In 1654 Poole published a tract against John Biddle. In 1658 he put forward a scheme for a scholarship for university courses, for those intending to enter the ministry. The plan was approved by Worthington and Tuckney, and had the support also of John Arrowsmith, Ralph Cudworth, William Dillingham, and Benjamin Whichcote. Money was raised, and supported William Sherlock at Peterhouse. His Vox Clamantis gives his view of the ecclesiastical situation after 1662.

The work with which his name is principally associated is the Synopsis criticorum biblicorum (5 vols fol., 1669-1676), in which he summarizes the views of one hundred and fifty biblical critics. On the suggestion of William Lloyd, Poole undertook the Synopsis as a digest of biblical commentators, from 1666. It took ten years, with relaxation often at Henry Ashurst's house. The prospectus of Poole's work mustered of eight bishops and five continental scholars. A patent for the work was obtained on 14 October 1667, and the first volume was ready for the press, when difficulties were raised by Cornelius Bee, publisher of the Critici Sacri (1660); the matter was decided in Poole's favour. Rabbinical sources and Roman Catholic commentators are included; little is taken from John Calvin, nothing from Martin Luther. The book was written in Latin and is currently being translated into English by the Matthew Poole Project.

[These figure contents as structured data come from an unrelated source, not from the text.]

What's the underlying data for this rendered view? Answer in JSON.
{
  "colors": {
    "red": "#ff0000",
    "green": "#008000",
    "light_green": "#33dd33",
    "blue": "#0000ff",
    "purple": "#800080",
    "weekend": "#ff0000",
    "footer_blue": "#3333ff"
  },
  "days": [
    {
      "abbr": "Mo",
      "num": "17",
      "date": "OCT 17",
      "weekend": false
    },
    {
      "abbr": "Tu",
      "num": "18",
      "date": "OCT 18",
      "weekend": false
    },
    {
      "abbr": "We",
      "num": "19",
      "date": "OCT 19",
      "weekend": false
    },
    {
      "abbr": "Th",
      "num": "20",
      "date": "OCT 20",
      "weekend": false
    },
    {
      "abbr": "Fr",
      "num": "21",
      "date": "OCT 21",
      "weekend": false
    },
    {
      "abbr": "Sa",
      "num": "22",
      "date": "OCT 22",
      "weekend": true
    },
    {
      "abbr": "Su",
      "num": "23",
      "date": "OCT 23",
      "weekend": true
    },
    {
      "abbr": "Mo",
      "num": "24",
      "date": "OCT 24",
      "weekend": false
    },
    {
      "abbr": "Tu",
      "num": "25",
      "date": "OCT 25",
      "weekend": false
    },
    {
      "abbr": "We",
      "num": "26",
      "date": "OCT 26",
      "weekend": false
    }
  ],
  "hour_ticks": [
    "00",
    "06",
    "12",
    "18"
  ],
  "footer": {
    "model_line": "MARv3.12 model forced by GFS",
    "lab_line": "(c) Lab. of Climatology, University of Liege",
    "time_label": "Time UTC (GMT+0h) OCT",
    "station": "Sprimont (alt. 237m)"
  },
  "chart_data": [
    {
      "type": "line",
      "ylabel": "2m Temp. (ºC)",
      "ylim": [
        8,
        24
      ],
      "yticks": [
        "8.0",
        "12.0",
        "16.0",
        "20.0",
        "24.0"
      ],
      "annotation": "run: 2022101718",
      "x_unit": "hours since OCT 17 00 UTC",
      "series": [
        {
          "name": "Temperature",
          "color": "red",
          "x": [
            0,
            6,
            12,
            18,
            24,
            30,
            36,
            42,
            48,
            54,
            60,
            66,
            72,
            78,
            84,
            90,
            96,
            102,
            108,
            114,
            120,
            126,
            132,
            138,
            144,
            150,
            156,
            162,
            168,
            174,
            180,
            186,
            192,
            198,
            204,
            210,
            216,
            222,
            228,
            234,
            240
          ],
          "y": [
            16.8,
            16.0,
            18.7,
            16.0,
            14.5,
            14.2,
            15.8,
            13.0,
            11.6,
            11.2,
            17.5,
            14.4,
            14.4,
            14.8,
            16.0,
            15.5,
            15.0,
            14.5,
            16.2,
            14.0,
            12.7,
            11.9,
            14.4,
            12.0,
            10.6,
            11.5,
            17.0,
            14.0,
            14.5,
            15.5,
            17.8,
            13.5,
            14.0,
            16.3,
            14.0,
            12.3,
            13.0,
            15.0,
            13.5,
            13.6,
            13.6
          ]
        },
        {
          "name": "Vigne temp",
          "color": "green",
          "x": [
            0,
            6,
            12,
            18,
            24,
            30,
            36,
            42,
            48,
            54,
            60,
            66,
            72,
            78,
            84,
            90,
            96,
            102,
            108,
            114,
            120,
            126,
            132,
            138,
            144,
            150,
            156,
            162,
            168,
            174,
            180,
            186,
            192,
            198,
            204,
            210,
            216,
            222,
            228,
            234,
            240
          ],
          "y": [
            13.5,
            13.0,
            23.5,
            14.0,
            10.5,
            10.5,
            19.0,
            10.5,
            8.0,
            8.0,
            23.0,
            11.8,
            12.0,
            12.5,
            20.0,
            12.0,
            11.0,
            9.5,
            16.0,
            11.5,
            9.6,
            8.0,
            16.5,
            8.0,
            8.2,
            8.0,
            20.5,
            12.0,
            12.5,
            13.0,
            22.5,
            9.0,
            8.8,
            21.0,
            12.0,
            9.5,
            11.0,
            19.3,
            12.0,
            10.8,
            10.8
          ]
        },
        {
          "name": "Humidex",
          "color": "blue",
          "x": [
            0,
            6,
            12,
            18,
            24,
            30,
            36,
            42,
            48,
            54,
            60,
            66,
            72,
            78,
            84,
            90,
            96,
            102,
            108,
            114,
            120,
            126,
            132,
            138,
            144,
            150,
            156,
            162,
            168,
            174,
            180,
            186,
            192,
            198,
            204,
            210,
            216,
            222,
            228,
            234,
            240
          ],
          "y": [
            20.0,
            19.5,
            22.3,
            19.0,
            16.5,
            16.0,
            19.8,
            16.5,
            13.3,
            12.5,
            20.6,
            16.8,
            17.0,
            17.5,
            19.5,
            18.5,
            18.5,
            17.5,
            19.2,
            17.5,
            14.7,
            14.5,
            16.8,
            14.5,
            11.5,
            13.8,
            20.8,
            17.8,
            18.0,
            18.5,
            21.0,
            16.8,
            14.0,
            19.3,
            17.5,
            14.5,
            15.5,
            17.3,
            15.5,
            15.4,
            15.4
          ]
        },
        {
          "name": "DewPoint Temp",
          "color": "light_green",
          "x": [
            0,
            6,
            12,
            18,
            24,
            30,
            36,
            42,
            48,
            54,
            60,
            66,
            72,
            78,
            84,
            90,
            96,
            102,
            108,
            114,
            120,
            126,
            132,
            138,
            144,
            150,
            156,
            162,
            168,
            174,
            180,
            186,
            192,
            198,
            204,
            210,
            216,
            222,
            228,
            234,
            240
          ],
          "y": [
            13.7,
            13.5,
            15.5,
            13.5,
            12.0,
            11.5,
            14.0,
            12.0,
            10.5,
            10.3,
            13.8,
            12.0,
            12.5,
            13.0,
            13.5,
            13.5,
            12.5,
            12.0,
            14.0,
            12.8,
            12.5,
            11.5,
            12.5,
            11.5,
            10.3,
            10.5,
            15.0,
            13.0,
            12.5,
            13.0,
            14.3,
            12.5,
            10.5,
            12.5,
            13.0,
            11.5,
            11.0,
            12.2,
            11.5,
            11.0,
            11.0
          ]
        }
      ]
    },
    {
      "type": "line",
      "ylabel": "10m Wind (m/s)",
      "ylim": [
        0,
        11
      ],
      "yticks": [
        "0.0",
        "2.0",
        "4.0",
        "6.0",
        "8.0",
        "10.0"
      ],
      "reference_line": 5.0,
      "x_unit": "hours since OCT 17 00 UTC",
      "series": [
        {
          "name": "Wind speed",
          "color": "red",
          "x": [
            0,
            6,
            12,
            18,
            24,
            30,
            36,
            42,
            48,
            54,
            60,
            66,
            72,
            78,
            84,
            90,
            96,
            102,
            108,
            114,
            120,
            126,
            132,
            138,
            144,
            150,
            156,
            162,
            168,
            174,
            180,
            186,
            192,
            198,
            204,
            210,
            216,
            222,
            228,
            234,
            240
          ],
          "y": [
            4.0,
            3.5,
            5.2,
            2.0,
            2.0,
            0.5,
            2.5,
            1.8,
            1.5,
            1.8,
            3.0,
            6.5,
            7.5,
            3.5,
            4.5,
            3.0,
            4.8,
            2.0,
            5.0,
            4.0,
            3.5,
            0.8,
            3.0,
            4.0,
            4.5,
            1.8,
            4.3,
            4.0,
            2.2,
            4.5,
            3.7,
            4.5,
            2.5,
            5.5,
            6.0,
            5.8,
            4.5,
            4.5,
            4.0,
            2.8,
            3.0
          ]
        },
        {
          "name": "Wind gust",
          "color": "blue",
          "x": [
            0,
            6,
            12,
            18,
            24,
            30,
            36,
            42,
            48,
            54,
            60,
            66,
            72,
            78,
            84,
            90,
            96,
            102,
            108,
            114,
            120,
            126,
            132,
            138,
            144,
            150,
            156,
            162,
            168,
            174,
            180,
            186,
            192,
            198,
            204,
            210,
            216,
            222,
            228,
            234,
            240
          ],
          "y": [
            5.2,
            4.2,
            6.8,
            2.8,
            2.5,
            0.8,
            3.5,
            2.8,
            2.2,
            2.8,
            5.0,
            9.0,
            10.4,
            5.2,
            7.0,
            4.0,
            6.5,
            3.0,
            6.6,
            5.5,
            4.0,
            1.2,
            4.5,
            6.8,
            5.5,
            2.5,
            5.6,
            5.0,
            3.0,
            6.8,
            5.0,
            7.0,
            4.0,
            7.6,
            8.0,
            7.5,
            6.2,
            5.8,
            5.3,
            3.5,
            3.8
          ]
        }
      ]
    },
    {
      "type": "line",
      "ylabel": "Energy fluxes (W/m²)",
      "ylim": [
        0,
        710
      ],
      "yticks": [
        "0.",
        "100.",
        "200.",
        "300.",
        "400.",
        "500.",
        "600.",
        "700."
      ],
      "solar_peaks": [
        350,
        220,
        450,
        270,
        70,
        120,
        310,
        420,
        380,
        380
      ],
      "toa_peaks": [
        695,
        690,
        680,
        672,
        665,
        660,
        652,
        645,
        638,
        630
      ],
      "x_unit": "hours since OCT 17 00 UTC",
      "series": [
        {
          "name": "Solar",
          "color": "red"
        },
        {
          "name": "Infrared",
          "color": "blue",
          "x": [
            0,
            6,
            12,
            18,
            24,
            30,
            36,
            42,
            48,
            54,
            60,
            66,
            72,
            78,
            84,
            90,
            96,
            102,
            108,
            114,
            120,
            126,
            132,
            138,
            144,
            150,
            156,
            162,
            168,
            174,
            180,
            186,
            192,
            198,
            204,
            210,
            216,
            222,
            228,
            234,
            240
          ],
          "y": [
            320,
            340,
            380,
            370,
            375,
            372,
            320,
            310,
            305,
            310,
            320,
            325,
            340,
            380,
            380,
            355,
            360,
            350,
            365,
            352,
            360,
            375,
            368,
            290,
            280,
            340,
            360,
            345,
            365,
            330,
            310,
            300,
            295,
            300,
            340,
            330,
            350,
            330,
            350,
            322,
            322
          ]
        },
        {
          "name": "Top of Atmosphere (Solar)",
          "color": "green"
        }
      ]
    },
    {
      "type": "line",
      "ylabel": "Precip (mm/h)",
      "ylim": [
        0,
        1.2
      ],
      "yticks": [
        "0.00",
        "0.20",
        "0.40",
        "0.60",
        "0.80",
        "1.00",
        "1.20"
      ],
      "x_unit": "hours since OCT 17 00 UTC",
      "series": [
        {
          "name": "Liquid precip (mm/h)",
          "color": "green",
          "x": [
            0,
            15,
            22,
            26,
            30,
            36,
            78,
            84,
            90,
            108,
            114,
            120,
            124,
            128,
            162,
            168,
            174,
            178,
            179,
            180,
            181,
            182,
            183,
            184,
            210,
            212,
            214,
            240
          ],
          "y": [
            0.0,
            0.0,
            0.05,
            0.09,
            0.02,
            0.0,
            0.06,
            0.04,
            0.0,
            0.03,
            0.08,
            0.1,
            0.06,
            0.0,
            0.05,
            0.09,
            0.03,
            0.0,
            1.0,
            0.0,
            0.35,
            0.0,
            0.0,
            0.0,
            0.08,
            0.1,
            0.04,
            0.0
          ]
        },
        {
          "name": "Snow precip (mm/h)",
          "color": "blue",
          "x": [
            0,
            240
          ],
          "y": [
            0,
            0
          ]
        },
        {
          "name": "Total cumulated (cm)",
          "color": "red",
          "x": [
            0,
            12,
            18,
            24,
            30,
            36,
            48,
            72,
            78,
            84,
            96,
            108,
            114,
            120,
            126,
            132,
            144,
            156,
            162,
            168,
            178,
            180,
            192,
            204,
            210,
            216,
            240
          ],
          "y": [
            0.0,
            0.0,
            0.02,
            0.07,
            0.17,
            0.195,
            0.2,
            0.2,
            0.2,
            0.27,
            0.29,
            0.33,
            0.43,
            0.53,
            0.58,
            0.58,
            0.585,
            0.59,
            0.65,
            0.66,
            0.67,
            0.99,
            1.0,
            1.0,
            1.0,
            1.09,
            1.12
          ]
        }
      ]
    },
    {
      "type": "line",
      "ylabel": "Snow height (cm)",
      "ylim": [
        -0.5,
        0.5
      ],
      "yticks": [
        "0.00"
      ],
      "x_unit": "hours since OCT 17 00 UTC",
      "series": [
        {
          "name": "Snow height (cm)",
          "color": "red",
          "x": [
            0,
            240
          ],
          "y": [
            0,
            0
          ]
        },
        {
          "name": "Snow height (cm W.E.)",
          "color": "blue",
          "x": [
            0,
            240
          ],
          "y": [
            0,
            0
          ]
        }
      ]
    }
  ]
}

Poole also wrote English Annotations on the Holy Bible, completing the chapters as far as Isaiah 58 before his death in 1679. The rest of the Annotations were completed by friends and colleagues among his Nonconformist brethren. The first printing of the completed edition was in 1685 [1683?], 2 volumes folio, followed by editions in 1688, 1696 (with valuable chapter outlines added by the editors, Samuel Clark and Edward Veale), and the 4th and definitive edition in 1700, the basis of all others. The other authors, by Biblical book, were:
- Isaiah 59-60 – John Jackson
- Isaiah 61-66, Jeremiah, Lamentations, Gospels, 1 and 2 Corinthians, Galatians, 1 and 2 Timothy, Titus, Philemon, Revelation – Dr. John Collinges
- Ezekiel, Minor Prophets – Henry Hurst
- Daniel – William Cooper
- Acts – Peter Vinke
- Romans – Richard Mayo
- Ephesians, James, 1 and 2 Peter – Edward Veale
- 1 and 2 Thessalonians – Matthew Barker
- Philippians, Colossians – Richard Adams
- Hebrews – Obadiah Hughes
- 1, 2 and 3 John – John Howe

===Selected works===
- Poole, Matthew (1843). "Dialogue between a Popish priest and an English Protestant: wherein the principal points and arguments of both religions are truly proposed, and fully examined"
- Poole, Matthew [originally 1673]; Harley, Thomas, [editor, 2009] A Seasonable Apology for the Christian Religion. Bloomington: iUniverse. ISBN 9781440134845
- Poole, M., Commentary, published online by Bible Hub (the Online Parallel Bible Project).